I called my friend Joan last night. She was still coughing, but she brushes it aside like a tedious fly buzzing around a picnic table. I ask her what she’s doing and she tells me again about the 12 pieces of wood.
The 12 pieces of wood are those she is moving each day, diligently digging and detaching them from the frozen earth and bringing them inside or closer to the house for the fire. The men who delivered the wood dropped it in the wrong place, a large heaping pile soon covered by the endless snow that blankets her driveway. In all the years I’ve known her it never seems like the men place the wood in the right place and part of my mind always picks away at this fact like a tiny scab in my thoughts. I’ve even mentioned it on occasion, but my words disappear into the ether as Joan babbles on in another direction. I suggest she hire some students to help her – a young man happy to lift some logs for some pocket change. It seems like these helpful lads were always in the past and she doesn’t bother to look. Instead, each day she goes out and unburies the 12 logs. Anymore than 12 and it causes her back to ache, her side to hurt. It is slow, deliberate work. She has set a goal of 12
I puzzle over the 12 Pieces of Wood, meditate on them like a Zen koan. – what is the sound of one hand clapping, what is the meaning of 12 pieces of wood? In the question lies both insanity and enlightenment. I turn it over and over like a multi-faceted diamond. Each time I think of the wood, I come across something new.
It is easy to judge Joan for the chaos twirling around her. It is easy to admire her for her strength. It is easy for those 12 pieces of wood to become my own.

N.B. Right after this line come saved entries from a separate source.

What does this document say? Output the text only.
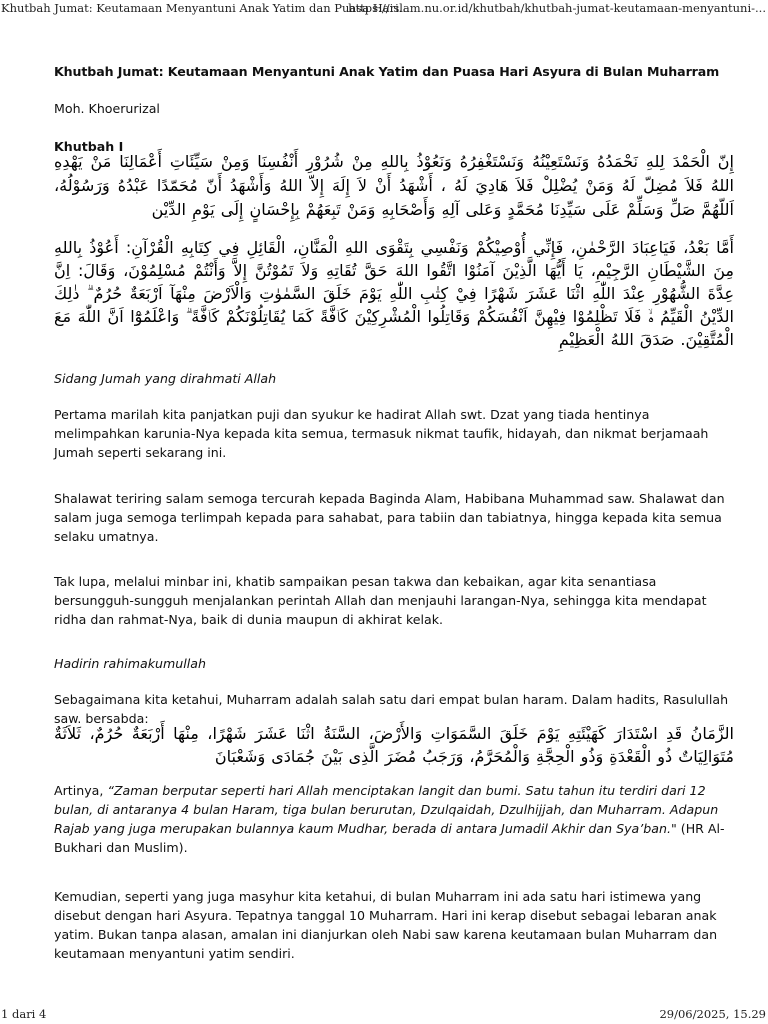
Khutbah Jumat: Keutamaan Menyantuni Anak Yatim dan Puasa Hari...
https://islam.nu.or.id/khutbah/khutbah-jumat-keutamaan-menyantuni-...
Khutbah Jumat: Keutamaan Menyantuni Anak Yatim dan Puasa Hari Asyura di Bulan Muharram
Moh. Khoerurizal
Khutbah I

إِنّ الْحَمْدَ لِلهِ نَحْمَدُهُ وَنَسْتَعِيْنُهُ وَنَسْتَغْفِرُهُ وَنَعُوْذُ بِاللهِ مِنْ شُرُوْرِ أَنْفُسِنَا وَمِنْ سَيِّئَاتِ أَعْمَالِنَا مَنْ يَهْدِهِ اللهُ فَلاَ مُضِلّ لَهُ وَمَنْ يُضْلِلْ فَلاَ هَادِيَ لَهُ ، أَشْهَدُ أَنْ لاَ إِلَهَ إِلاّ اللهُ وَأَشْهَدُ أَنّ مُحَمّدًا عَبْدُهُ وَرَسُوْلُهُ، اَللّهُمَّ صَلِّ وَسَلِّمْ عَلَى سَيِّدِنَا مُحَمَّدٍ وَعَلى آلِهِ وَأَصْحَابِهِ وَمَنْ تَبِعَهُمْ بِإِحْسَانٍ إِلَى يَوْمِ الدِّيْن

أَمَّا بَعْدُ، فَيَاعِبَادَ الرَّحْمٰنِ، فَإِنِّي أُوْصِيْكُمْ وَنَفْسِي بِتَقْوَى اللهِ الْمَنَّانِ، الْقَائِلِ فِي كِتَابِهِ الْقُرْآنِ: أَعُوْذُ بِاللهِ مِنَ الشَّيْطَانِ الرَّجِيْمِ، يَا أَيُّهَا الَّذِيْنَ آمَنُوْا اتَّقُوا اللهَ حَقَّ تُقَاتِهِ وَلاَ تَمُوْتُنَّ إِلاَّ وَأَنْتُمْ مُسْلِمُوْنَ، وَقَالَ: اِنَّ عِدَّةَ الشُّهُوْرِ عِنْدَ اللّٰهِ اثْنَا عَشَرَ شَهْرًا فِيْ كِتٰبِ اللّٰهِ يَوْمَ خَلَقَ السَّمٰوٰتِ وَالْاَرْضَ مِنْهَآ اَرْبَعَةٌ حُرُمٌ ۗ ذٰلِكَ الدِّيْنُ الْقَيِّمُ ەۙ فَلَا تَظْلِمُوْا فِيْهِنَّ اَنْفُسَكُمْ وَقَاتِلُوا الْمُشْرِكِيْنَ كَاۤفَّةً كَمَا يُقَاتِلُوْنَكُمْ كَاۤفَّةً ۗ وَاعْلَمُوْٓا اَنَّ اللّٰهَ مَعَ الْمُتَّقِيْنَ. صَدَقَ اللهُ الْعَظِيْمِ

Sidang Jumah yang dirahmati Allah

Pertama marilah kita panjatkan puji dan syukur ke hadirat Allah swt. Dzat yang tiada hentinya melimpahkan karunia-Nya kepada kita semua, termasuk nikmat taufik, hidayah, dan nikmat berjamaah Jumah seperti sekarang ini.

Shalawat teriring salam semoga tercurah kepada Baginda Alam, Habibana Muhammad saw. Shalawat dan salam juga semoga terlimpah kepada para sahabat, para tabiin dan tabiatnya, hingga kepada kita semua selaku umatnya.

Tak lupa, melalui minbar ini, khatib sampaikan pesan takwa dan kebaikan, agar kita senantiasa bersungguh-sungguh menjalankan perintah Allah dan menjauhi larangan-Nya, sehingga kita mendapat ridha dan rahmat-Nya, baik di dunia maupun di akhirat kelak.

Hadirin rahimakumullah

Sebagaimana kita ketahui, Muharram adalah salah satu dari empat bulan haram. Dalam hadits, Rasulullah saw. bersabda:

الزَّمَانُ قَدِ اسْتَدَارَ كَهَيْئَتِهِ يَوْمَ خَلَقَ السَّمَوَاتِ وَالأَرْضَ، السَّنَةُ اثْنَا عَشَرَ شَهْرًا، مِنْهَا أَرْبَعَةٌ حُرُمٌ، ثَلاَثَةٌ مُتَوَالِيَاتٌ ذُو الْقَعْدَةِ وَذُو الْحِجَّةِ وَالْمُحَرَّمُ، وَرَجَبُ مُضَرَ الَّذِى بَيْنَ جُمَادَى وَشَعْبَانَ

Artinya, “Zaman berputar seperti hari Allah menciptakan langit dan bumi. Satu tahun itu terdiri dari 12 bulan, di antaranya 4 bulan Haram, tiga bulan berurutan, Dzulqaidah, Dzulhijjah, dan Muharram. Adapun Rajab yang juga merupakan bulannya kaum Mudhar, berada di antara Jumadil Akhir dan Sya’ban." (HR Al-Bukhari dan Muslim).

Kemudian, seperti yang juga masyhur kita ketahui, di bulan Muharram ini ada satu hari istimewa yang disebut dengan hari Asyura. Tepatnya tanggal 10 Muharram. Hari ini kerap disebut sebagai lebaran anak yatim. Bukan tanpa alasan, amalan ini dianjurkan oleh Nabi saw karena keutamaan bulan Muharram dan keutamaan menyantuni yatim sendiri.

1 dari 4	29/06/2025, 15.29
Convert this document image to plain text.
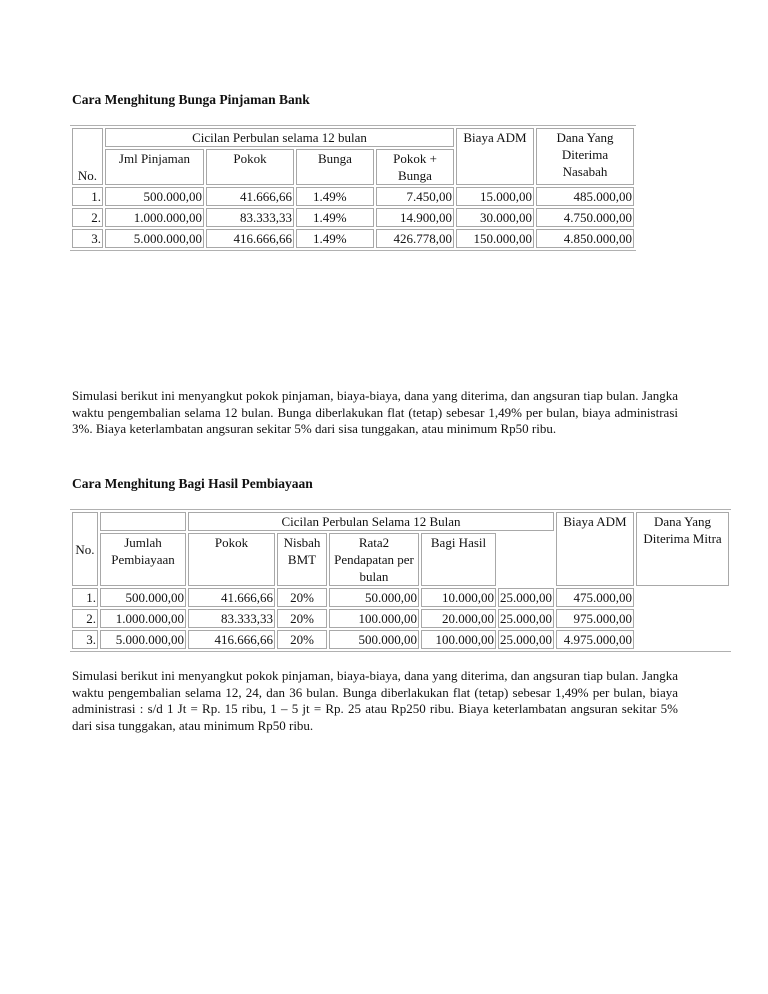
Cara Menghitung Bunga Pinjaman Bank
No.	Cicilan Perbulan selama 12 bulan				Biaya ADM	Dana Yang Diterima Nasabah
	Jml Pinjaman	Pokok	Bunga	Pokok + Bunga		
1.	500.000,00	41.666,66	1.49%	7.450,00	15.000,00	485.000,00
2.	1.000.000,00	83.333,33	1.49%	14.900,00	30.000,00	4.750.000,00
3.	5.000.000,00	416.666,66	1.49%	426.778,00	150.000,00	4.850.000,00

Simulasi berikut ini menyangkut pokok pinjaman, biaya-biaya, dana yang diterima, dan angsuran tiap bulan. Jangka waktu pengembalian selama 12 bulan. Bunga diberlakukan flat (tetap) sebesar 1,49% per bulan, biaya administrasi 3%. Biaya keterlambatan angsuran sekitar 5% dari sisa tunggakan, atau minimum Rp50 ribu.

Cara Menghitung Bagi Hasil Pembiayaan
No.		Cicilan Perbulan Selama 12 Bulan					Biaya ADM	Dana Yang Diterima Mitra
	Jumlah Pembiayaan	Pokok	Nisbah BMT	Rata2 Pendapatan per bulan	Bagi Hasil			
1.	500.000,00	41.666,66	20%	50.000,00	10.000,00	25.000,00	475.000,00	
2.	1.000.000,00	83.333,33	20%	100.000,00	20.000,00	25.000,00	975.000,00	
3.	5.000.000,00	416.666,66	20%	500.000,00	100.000,00	25.000,00	4.975.000,00	

Simulasi berikut ini menyangkut pokok pinjaman, biaya-biaya, dana yang diterima, dan angsuran tiap bulan. Jangka waktu pengembalian selama 12, 24, dan 36 bulan. Bunga diberlakukan flat (tetap) sebesar 1,49% per bulan, biaya administrasi : s/d 1 Jt = Rp. 15 ribu, 1 – 5 jt = Rp. 25 atau Rp250 ribu. Biaya keterlambatan angsuran sekitar 5% dari sisa tunggakan, atau minimum Rp50 ribu.
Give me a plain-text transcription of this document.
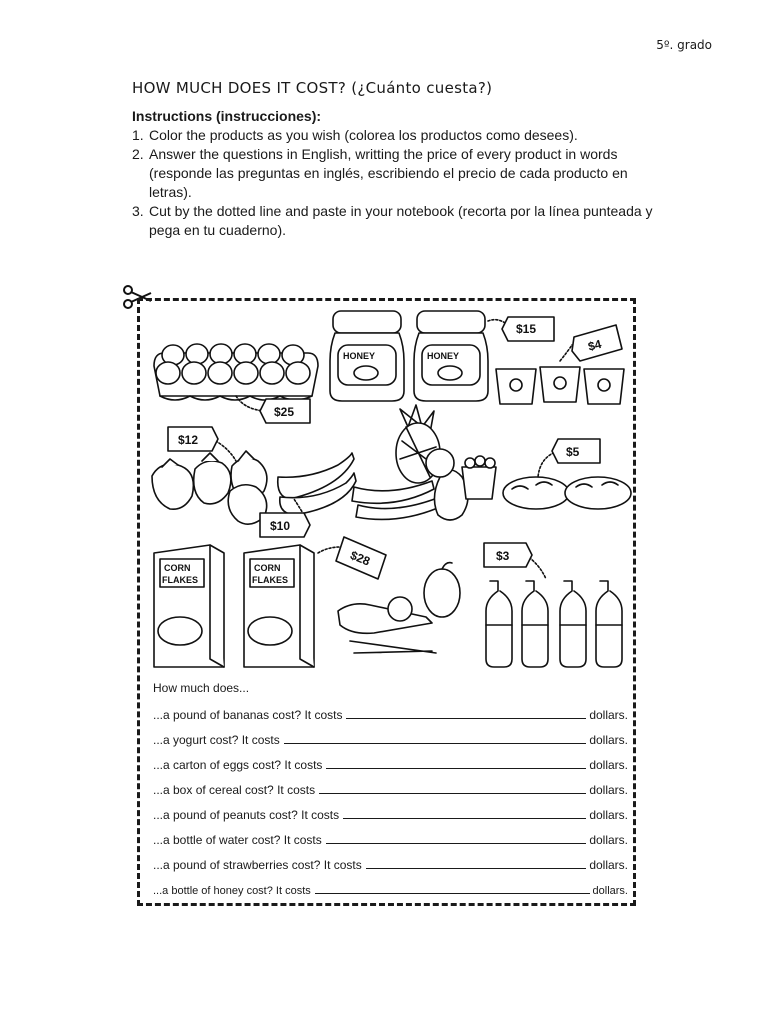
5º. grado
HOW MUCH DOES IT COST? (¿Cuánto cuesta?)
Instructions (instrucciones):
1. Color the products as you wish (colorea los productos como desees).
2. Answer the questions in English, writting the price of every product in words (responde las preguntas en inglés, escribiendo el precio de cada producto en letras).
3. Cut by the dotted line and paste in your notebook (recorta por la línea punteada y pega en tu cuaderno).
HONEY	HONEY
CORN
FLAKES
CORN
FLAKES
$15
$4
$25
$12
$5
$10
$28	$3
How much does...
...a pound of bananas cost? It costs	dollars.
...a yogurt cost? It costs	dollars.
...a carton of eggs cost? It costs	dollars.
...a box of cereal cost? It costs	dollars.
...a pound of peanuts cost? It costs	dollars.
...a bottle of water cost? It costs	dollars.
...a pound of strawberries cost? It costs	dollars.
...a bottle of honey cost? It costs	dollars.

That’s it isn’t it? We all have our 12 pieces of wood, problems and conundrums that others don’t understand. From the outside it is easy to assess and judge to offer help, answers, advice. To find inspiration or comfort or disappointment or bemusement in the wood/cross another bears.
Today, I read an article about Michael J. Fox and his morning routine living with Parkinson’s. It was in Reader’s Digest in a section devoted to Optimism and the article was optimistic. Fox spoke about the trials of getting dressed, but noted that once the morning routine was all done, he left the room with a self-satisfied smile because “It Just Gets Better From Here.”
And, it is optimistic that Fox can look at life that way. It is inspiring. But, I’m sure he doesn’t look at it that way everyday. On some days I’m sure he’d like to give up the ghost and on other days he digs out the 12 pieces of wood, the consummate survivor.
I have lived with chronic illness most of my life, nothing serious like Parkinson’s. Just illness that returns and returns and leaves me sick for weeks on end. And, I have friends who would say its wrong to say that, that I lack faith. And, others who just don’t understand, mountains out of molehills they think. And, others who assume I must be better by now and others who’ve been through it all with me and admire my carrying on.
And, that’s not even my 12 pieces of wood on most days. I have other things I dig and lift and carry more. And that’s just it isn’t it? We all do. Only sometimes we can’t see our own 12 pieces not from the inside. Sometimes, it’s too hard to understand what seems so clear to others and sometimes they just can’t understand from out there. Each of us has our own digging, our own carrying to do. And, so we puzzle over these problems or we don’t. We go through our routines and plant a smile on our face and hope it just gets better from here.
We learn from each other, we frustrate each other, we inspire each other, but in the end only we can determine how we will address those 12 pieces of wood. They are our anchor and our liberation – a Zen koan to which I will return.